La angustia comenzó a carcomer a Cameron. Su padre fue diagnosticado con cáncer de garganta, y comprendió que le pasaría lo que había visto sucederle a otros reclusos: estaría lejos de sus seres queridos en los momentos difíciles. Tal vez Michael Douglas moriría sin que él se pudiera reconciliar con él. Además, Gabriel y Carlos creían que la DEA tenía poco contra ellos, y no aceptaron un trato. Él debía decidir si declararía contra ellos o no.

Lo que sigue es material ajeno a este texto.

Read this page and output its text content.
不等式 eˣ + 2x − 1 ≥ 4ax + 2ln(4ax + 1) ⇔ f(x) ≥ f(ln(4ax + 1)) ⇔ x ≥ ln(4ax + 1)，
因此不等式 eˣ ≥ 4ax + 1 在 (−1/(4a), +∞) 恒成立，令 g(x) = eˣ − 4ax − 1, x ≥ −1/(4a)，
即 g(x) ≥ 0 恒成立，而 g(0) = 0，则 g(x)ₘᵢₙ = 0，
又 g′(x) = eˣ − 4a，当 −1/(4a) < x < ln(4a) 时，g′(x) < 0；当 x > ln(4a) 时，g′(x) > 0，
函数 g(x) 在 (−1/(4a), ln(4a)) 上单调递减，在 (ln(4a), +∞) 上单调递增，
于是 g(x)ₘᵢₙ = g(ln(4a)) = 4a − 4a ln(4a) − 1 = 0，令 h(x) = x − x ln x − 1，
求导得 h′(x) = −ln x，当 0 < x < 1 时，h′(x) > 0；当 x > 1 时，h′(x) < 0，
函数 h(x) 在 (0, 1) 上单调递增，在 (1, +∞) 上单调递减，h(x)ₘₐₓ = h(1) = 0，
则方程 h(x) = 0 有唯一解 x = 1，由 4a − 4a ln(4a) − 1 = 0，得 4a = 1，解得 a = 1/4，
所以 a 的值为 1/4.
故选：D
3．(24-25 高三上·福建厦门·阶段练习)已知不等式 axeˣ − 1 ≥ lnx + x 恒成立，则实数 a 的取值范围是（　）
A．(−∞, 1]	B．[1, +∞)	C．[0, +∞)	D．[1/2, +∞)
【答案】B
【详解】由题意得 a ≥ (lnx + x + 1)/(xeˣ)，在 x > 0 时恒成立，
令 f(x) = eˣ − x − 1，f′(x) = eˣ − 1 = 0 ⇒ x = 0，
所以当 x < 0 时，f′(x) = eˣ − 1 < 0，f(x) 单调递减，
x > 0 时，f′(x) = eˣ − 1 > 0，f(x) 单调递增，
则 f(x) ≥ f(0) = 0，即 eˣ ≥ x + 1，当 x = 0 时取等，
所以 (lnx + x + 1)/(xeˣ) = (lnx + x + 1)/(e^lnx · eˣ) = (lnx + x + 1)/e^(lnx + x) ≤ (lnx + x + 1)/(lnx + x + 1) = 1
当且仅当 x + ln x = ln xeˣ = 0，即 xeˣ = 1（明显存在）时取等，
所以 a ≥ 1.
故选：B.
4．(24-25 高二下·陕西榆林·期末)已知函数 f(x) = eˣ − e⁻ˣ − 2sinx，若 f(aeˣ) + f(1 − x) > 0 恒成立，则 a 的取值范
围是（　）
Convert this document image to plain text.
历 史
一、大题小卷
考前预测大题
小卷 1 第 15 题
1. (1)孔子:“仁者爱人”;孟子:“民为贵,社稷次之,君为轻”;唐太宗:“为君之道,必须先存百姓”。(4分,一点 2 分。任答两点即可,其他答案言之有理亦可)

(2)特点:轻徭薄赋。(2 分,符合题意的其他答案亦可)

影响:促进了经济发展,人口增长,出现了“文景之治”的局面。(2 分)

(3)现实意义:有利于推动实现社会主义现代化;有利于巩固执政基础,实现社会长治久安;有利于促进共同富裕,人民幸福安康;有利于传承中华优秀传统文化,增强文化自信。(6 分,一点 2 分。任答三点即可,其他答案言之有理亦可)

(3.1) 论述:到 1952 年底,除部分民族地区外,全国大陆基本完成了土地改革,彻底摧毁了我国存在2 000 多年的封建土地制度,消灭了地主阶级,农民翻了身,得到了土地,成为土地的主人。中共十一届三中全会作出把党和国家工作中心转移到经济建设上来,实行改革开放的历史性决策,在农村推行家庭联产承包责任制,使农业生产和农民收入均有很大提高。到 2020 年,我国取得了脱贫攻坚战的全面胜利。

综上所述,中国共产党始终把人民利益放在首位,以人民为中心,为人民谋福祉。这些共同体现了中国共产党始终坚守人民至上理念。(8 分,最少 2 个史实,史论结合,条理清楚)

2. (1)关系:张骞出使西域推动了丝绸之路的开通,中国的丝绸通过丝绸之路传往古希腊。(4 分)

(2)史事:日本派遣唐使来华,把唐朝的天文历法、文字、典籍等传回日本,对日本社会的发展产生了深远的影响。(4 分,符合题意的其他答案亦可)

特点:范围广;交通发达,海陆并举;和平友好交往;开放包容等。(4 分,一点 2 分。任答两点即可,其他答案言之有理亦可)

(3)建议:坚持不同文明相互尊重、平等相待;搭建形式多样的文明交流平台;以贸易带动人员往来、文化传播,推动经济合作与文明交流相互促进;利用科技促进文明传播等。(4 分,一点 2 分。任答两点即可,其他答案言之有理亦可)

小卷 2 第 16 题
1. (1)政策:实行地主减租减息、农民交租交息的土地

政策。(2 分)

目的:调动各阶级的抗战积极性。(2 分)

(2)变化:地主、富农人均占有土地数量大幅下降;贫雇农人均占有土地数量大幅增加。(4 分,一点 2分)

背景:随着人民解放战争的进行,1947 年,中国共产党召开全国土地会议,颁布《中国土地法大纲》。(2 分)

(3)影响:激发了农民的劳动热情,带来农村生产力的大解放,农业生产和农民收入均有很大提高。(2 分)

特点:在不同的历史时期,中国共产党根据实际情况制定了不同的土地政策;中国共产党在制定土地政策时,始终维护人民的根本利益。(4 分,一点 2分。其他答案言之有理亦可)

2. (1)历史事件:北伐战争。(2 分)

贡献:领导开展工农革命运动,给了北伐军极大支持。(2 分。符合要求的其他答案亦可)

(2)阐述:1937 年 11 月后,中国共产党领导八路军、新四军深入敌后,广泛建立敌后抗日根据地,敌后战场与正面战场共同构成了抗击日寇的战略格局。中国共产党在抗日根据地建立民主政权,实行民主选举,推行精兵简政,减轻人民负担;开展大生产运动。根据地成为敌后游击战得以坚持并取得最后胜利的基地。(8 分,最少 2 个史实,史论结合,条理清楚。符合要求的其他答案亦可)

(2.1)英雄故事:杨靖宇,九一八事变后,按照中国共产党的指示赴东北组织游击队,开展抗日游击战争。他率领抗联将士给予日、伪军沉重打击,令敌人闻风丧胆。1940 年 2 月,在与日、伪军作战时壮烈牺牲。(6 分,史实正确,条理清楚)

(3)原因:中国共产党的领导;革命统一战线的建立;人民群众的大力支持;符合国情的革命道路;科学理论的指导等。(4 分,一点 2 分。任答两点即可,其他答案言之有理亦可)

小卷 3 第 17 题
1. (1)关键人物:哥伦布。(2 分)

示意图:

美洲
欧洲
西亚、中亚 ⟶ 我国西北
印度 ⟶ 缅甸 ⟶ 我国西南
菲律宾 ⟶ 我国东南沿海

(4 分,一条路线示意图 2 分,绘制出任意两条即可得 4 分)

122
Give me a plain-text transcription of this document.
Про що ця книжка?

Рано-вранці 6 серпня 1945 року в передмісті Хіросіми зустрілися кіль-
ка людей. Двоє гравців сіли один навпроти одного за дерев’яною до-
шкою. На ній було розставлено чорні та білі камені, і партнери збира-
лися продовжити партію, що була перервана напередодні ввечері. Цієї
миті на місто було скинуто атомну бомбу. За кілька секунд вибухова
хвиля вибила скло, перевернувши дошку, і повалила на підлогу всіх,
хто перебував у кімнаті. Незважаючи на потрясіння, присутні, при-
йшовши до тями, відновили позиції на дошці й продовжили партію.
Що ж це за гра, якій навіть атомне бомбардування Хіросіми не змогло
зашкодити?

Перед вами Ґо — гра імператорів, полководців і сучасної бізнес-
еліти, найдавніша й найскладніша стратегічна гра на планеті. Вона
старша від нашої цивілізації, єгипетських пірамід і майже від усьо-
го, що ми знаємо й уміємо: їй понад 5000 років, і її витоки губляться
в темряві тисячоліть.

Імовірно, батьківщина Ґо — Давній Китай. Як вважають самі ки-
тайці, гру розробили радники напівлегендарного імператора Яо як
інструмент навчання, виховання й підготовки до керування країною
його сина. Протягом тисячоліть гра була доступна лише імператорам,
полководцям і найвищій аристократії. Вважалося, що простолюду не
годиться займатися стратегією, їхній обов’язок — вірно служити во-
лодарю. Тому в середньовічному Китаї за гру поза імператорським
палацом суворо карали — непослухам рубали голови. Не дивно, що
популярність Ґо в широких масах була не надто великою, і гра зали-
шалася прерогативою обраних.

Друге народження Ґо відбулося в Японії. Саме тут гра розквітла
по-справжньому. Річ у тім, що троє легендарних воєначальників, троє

Volvió a consumir heroína, y uno de los vendedores lo denunció. El juez Berman agregó 54 meses a su condena. “La sentencia es tan draconiana que The New York Times la llamará ‘una de las más duras que un juez federal haya dictado por posesión de droga de un recluso’”, recordó él en el libro. Ya no seguiría en el campo: le tocaron varias prisiones de mediana seguridad, con su mundo de jerarquías, bandas, tráfico y violencia. Entre defensores de la supremacía blanca y violadores, también encontró algunas buenas personas, que lo ayudaron a sobrevivir.
Una nueva oportunidad
Tras haber cumplido casi ocho años privado de su libertad, Cameron Douglas salió de la cárcel en agosto de 2016, con un paso por un centro de transición. En la puerta de la última prisión en la que estuvo, Danbury, lo esperaban su madre, los tres hermanos que tiene por ella, y Viviane, una novia de muchos años atrás con la que había reconectado y con quien iría a vivir.
La primera vez que se duchó en la casa de su madre, en Nueva York, topó con un espejo de cuerpo entero en la puerta del baño. “Es la primera vez que me veo en años”, escribió. “Es raro ver todo mi cuerpo de una vez: desnudo, cortado, tatuado. Es un mapa del daño sufrido”.
La relación con su padre fue más difícil de retomar. Incluso cuando lo llamó para contarle que iba a ser abuelo, sólo le dijo “Okay”. Pero dos días más tarde dejó un mensaje, con su esposa y los dos hijos, todos gritando sus felicitaciones para Cameron y Viviane. “Sólo necesitaba un poco de tiempo para procesar la noticia, Cam”, le dijo su padre, y lo invitó a su casa.
Además de escribir este libro, que tal vez convierta en película, y buscar trabajo como actor, Cameron Douglas le enseña a nadar a su hija, Lua, en la piscina del bisabuelo de la niña, Kirk Douglas, que tiene 102 años y es vecino. Intenta “planificar para el pasado en lugar de para el futuro”, como le aconsejó su terapeuta: “Tomar las decisiones pensando en cómo se las va a recordar. Quiero tener buenos recuerdos de hoy. Intento disfrutar del momento”.